Timothy Dolan, il potente cardinale di New York, invece di essere pensionato dopo i 75 anni di età, ora potrebbe addirittura diventare Papa, se i conservatori dovessero imporsi in conclave.
E se ciò accadesse, Donald Trump potrebbe perfino vantarsi di aver partecipato, seppur indirettamente, all’elezione di un pontefice — considerando che i rapporti tra il Vaticano e gli Stati Uniti sotto il pontificato di Bergoglio non sono mai stati buoni.
L’incontro tra Papa Francesco e il vicepresidente americano JD Vance a Roma è stato breve, diplomatico e freddo, addolcito solo da tre uova di cioccolato che il Papa ha donato ai figli rimasti a casa. Dietro la cortesia ufficiale traspariva il distacco, evidente anche nei pochi sorrisi di un Papa ormai gravemente malato.
L’impatto simbolico di quelle immagini ha superato i rigidi protocolli vaticani, che inizialmente non prevedevano un incontro con Vance: una scelta voluta per sottolineare le divergenze tra Francesco e Trump, soprattutto sulle politiche migratorie. Eppure, in quei pochi minuti, Vance è diventato l’ultimo leader americano a raccogliere le sofferte parole del pontefice, morto poche ore dopo.
I rapporti tra la Casa Bianca di Trump e il Vaticano si sono incrinati da tempo, non solo sulla questione migratoria, ma anche per le vittime civili a Gaza e per la posizione ambigua del presidente MAGA su Ucraina e Russia.
Sul piano ecclesiale, la Santa Sede ha dovuto fronteggiare una costante opposizione da parte dell’episcopato americano più conservatore. E il conclave imminente potrebbe ridisegnare anche i rapporti diplomatici internazionali della Chiesa. Già nei mesi precedenti, nonostante la salute in declino, Papa Francesco aveva avviato una silenziosa epurazione, culminata nella clamorosa scomunica del cardinale Carlo Maria Viganò, che a novembre aveva invitato apertamente a votare per Trump, definendo Kamala Harris “un mostro infernale al servizio di Satana” per le sue posizioni su aborto e diritti LGBTQ+.
Ma l’azione di Francesco non si è fermata a Viganò.

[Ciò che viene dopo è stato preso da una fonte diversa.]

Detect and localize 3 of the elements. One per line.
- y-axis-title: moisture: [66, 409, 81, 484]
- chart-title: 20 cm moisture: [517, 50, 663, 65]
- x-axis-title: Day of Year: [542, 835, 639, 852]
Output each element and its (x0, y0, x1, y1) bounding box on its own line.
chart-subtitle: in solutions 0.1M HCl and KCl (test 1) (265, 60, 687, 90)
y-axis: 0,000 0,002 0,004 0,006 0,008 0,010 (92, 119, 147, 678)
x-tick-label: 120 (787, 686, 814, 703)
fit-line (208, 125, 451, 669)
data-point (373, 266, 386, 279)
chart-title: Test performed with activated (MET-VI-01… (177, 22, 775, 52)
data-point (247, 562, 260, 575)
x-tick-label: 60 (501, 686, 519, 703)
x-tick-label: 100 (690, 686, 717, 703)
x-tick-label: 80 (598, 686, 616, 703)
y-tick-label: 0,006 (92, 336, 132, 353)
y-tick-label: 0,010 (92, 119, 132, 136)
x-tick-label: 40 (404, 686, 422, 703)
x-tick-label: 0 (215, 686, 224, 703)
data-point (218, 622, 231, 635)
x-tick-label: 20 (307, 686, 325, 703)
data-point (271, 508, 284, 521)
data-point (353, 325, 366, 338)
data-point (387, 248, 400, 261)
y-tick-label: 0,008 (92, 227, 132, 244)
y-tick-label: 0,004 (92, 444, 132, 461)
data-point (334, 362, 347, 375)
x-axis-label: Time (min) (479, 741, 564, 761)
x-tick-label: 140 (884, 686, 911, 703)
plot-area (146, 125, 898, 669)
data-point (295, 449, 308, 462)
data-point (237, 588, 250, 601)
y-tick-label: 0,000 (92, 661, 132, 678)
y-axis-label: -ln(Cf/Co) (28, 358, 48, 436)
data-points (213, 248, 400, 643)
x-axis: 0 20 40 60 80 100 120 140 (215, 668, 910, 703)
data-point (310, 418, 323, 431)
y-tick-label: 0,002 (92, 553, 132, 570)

La sua “ramazza” — ispirata a una Chiesa inclusiva, in grado di fermare l’emorragia di fedeli — aveva toccato anche altri porporati scomodi negli Stati Uniti.
Tra questi, Timothy Dolan, arcivescovo di New York, che il 20 gennaio 2017 pronunciò la preghiera d’insediamento per Donald Trump. Avendo compiuto 75 anni a febbraio, secondo una prassi vaticana non scritta, Dolan avrebbe dovuto rimettere il mandato nelle mani del Papa, ma non l’ha fatto. E ora, con la morte di Francesco, il suo destino si è ribaltato: da pensionando a possibile candidato al soglio pontificio, diventando il principale riferimento dell’ala conservatrice intenzionata a smantellare l’eredità del pontificato appena concluso.
Domenica, all’alba, Dolan era su tutte le televisioni americane a lodare Papa Francesco — un Papa che, nei fatti, non ha mai stimato. Ma al prossimo conclave, la sua figura potrebbe diventare decisiva. Lo scontro tra le anime del clero, tra chi sogna una Chiesa identitaria e chi vuole proseguire sul cammino dell’inclusione, potrebbe diventare storico.
Trump, da parte sua, potrebbe partecipare ai funerali di Papa Francesco. E se così fosse, il suo candidato preferito sarebbe proprio Dolan. In un conclave che si preannuncia acceso, potrebbero emergere anche alcuni cardinali italiani, considerati più vicini alla visione del “Papa di strada” appena scomparso.